Pétrole au-dessus de 100 $ le baril après frappes US-Israël et blocage d’Ormuz
Pétrole : le Brent dépasse 100 $ le baril, marché mondial sous haute tension
Le Brent a franchi 100 $ le baril le 9 mars 2026 après les frappes menées par les États‑Unis et Israël contre l’Iran, provoquant une forte volatilité des prix et des marchés financiers.
Hausse du Brent et chiffres clés
Le prix du brut Brent a bondi de plus de 20 % dimanche, atteignant un pic à environ 114 $ le baril, avant de redescendre autour de 107,50 $ le lundi 9 mars 2026 à 02h30 GMT. Depuis le lancement des frappes conjointes le 28 février 2026, le prix du pétrole brut a augmenté d’environ 50 %. Il s’agit de la première fois que le baril dépasse la barre des 100 $ depuis l’invasion de l’Ukraine en 2022, une rupture qui illustre l’ampleur du choc sur l’offre mondiale.
Fermeture du détroit d’Ormuz et réduction de la production régionale
En représailles aux frappes, l’Iran a interrompu la navigation dans le détroit d’Ormuz, une voie cruciale qui représente près d’un cinquième des flux pétroliers mondiaux. Cette fermeture effective a entraîné des difficultés logistiques majeures pour l’exportation des hydrocarbures et a accéléré la décision de plusieurs producteurs de la région de réduire leur production.

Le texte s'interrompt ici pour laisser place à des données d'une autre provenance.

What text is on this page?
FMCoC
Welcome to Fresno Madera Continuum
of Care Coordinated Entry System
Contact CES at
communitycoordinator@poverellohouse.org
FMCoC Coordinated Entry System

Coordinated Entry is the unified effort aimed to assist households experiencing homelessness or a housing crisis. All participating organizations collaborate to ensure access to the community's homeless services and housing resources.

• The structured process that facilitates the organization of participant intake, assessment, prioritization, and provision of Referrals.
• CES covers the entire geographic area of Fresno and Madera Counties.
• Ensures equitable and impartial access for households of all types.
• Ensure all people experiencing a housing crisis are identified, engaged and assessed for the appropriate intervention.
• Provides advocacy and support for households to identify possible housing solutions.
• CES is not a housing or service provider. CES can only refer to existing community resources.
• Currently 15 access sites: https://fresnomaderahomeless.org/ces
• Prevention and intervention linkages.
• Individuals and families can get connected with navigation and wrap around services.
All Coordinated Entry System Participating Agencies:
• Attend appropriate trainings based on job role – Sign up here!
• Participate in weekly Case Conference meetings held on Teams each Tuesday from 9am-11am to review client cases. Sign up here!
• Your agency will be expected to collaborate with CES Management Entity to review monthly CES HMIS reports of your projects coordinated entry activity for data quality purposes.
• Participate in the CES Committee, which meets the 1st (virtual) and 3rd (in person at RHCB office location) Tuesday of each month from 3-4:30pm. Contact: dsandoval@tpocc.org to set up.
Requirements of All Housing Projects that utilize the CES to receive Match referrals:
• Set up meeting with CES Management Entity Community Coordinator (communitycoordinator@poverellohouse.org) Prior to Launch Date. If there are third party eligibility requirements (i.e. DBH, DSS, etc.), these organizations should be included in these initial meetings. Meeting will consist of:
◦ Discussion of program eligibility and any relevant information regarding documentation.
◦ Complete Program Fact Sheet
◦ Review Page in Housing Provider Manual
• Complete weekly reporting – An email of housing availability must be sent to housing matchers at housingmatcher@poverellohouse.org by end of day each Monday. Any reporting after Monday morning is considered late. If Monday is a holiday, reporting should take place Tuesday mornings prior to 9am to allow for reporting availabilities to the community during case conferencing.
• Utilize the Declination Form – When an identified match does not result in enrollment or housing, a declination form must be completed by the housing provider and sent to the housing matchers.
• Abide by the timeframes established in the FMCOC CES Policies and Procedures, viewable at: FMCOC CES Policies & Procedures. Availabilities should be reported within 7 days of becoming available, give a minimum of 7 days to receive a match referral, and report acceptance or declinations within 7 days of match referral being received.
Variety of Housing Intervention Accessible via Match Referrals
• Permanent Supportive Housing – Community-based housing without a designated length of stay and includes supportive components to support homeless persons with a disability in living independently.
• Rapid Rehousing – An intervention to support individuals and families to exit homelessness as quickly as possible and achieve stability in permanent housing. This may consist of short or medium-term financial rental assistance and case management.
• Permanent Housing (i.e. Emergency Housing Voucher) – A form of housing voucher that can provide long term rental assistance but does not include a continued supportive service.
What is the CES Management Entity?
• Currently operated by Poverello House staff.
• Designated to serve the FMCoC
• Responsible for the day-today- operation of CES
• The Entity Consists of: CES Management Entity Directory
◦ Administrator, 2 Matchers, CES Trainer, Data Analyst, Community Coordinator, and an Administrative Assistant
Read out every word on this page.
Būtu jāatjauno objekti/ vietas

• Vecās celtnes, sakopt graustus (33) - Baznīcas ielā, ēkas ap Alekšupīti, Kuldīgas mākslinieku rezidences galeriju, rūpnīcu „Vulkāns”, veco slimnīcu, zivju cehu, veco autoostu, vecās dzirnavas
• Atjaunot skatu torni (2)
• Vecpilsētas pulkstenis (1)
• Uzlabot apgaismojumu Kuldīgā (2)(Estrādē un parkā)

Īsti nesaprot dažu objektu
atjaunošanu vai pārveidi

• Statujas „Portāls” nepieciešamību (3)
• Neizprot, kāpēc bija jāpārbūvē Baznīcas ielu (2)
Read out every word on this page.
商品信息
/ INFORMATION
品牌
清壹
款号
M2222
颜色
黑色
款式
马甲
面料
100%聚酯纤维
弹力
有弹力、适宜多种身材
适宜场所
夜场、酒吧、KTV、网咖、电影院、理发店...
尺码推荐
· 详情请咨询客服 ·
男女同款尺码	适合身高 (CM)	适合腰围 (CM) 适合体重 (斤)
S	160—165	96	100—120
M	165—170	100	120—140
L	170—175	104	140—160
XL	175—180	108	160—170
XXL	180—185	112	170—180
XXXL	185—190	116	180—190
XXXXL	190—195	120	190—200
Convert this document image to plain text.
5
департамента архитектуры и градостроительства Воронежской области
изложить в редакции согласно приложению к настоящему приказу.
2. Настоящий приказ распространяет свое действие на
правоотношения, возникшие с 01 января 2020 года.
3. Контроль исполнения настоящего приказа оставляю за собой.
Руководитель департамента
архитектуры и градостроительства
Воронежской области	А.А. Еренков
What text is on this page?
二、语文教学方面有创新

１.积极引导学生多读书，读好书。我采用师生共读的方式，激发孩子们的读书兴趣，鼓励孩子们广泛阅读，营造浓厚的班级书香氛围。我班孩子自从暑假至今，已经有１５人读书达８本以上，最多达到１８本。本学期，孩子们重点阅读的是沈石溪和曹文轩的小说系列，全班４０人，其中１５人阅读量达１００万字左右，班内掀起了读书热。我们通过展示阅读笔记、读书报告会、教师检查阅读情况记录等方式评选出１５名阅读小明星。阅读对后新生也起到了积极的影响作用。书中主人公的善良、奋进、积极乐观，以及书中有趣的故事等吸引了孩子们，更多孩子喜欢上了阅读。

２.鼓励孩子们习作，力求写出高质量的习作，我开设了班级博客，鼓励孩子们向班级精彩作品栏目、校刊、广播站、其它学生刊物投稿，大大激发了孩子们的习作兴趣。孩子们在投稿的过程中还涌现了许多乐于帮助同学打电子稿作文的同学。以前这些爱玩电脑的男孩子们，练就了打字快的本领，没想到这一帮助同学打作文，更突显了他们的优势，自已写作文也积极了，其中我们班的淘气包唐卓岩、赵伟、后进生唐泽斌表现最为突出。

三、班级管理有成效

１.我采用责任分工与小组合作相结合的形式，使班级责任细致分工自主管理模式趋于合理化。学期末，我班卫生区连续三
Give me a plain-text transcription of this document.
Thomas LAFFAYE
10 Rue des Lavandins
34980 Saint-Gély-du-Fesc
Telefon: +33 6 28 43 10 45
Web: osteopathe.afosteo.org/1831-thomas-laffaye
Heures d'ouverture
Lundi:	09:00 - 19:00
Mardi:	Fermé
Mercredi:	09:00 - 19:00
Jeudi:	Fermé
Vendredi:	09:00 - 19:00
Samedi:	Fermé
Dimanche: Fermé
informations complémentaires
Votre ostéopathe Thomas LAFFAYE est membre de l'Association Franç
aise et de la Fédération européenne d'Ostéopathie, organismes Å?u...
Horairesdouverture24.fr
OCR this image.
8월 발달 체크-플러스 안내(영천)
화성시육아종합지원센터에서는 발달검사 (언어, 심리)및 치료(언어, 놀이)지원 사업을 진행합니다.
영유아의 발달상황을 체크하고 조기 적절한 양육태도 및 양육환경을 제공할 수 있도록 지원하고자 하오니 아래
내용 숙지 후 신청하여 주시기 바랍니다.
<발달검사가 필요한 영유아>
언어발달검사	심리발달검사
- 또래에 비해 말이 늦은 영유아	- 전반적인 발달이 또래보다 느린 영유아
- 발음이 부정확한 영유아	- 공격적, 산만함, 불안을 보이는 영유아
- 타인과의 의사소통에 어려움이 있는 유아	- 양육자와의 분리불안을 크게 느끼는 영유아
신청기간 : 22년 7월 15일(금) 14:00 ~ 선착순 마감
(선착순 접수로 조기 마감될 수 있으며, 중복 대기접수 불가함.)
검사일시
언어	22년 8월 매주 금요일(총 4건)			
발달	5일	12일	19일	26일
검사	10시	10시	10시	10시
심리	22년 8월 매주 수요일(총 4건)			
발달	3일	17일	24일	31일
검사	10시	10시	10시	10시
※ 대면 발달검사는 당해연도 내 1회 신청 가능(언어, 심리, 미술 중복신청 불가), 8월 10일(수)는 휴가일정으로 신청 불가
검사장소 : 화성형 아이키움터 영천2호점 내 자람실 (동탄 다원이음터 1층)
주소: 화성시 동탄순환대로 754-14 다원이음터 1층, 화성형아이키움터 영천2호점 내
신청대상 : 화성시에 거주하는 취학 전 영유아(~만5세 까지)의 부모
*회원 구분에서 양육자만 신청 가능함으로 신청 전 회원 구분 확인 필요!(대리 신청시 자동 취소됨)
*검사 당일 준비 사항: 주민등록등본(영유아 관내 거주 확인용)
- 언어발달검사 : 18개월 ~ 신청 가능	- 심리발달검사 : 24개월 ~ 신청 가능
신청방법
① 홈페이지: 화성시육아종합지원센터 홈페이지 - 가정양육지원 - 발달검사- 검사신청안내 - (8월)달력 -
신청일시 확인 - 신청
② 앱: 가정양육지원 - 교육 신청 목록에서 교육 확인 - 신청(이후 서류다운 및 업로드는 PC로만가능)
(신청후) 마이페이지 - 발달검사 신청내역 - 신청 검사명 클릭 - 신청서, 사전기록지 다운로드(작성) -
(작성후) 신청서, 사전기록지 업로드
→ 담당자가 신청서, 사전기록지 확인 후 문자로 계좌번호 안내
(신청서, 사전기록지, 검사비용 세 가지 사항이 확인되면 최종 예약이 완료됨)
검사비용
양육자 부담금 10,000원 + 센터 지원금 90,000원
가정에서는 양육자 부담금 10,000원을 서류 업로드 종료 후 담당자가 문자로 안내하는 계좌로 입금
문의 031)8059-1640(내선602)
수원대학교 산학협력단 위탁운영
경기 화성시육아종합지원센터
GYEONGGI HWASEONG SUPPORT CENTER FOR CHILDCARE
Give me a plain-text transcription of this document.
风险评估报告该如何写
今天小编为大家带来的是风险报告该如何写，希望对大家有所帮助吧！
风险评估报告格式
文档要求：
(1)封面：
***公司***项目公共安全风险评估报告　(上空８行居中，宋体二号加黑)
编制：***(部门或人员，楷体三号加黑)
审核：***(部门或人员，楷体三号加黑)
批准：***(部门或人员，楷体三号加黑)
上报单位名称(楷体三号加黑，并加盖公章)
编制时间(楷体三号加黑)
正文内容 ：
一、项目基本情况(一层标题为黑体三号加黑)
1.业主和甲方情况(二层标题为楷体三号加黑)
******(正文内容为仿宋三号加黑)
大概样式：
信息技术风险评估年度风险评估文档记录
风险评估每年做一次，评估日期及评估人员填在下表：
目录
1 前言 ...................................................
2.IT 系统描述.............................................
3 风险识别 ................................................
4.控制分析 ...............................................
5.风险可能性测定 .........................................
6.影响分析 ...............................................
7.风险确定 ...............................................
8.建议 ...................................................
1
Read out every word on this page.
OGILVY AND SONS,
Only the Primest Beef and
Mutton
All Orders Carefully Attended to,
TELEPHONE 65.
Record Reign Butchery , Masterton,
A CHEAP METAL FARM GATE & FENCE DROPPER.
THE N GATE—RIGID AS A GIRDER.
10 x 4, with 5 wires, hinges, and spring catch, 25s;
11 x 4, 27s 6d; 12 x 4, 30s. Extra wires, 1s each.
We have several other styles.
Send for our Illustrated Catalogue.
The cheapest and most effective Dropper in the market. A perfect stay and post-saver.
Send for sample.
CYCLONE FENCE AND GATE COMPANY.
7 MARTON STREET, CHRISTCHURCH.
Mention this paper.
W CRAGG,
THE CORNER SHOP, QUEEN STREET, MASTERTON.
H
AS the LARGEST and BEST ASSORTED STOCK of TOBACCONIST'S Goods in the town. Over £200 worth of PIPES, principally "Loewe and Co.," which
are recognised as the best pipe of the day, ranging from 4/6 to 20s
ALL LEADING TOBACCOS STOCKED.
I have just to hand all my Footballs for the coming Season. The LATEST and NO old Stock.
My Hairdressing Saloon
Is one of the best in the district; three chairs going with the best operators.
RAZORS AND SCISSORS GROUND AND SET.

L’Irak, les Émirats arabes unis et le Koweït ont annoncé des baisses de volume, tandis que des stocks s’accumulent, faute de débouchés maritimes sûrs.
Frappes et contre‑frappes visant des infrastructures énergétiques
Les affrontements ont pris une nouvelle dimension avec des attaques ciblant des installations énergétiques. Des frappes aériennes ont touché plusieurs sites de stockage et un centre de transfert en Iran, dans les environs de Téhéran et de la province d’Alborz. Parallèlement, l’Iran a été accusé d’avoir mené des attaques contre des infrastructures énergétiques dans la région, notamment au Qatar, en Arabie saoudite et au Koweït. Le Corps des Gardiens de la Révolution a averti qu’il pourrait viser davantage d’infrastructures pétrolières, accroissant le risque d’une détérioration prolongée de l’approvisionnement.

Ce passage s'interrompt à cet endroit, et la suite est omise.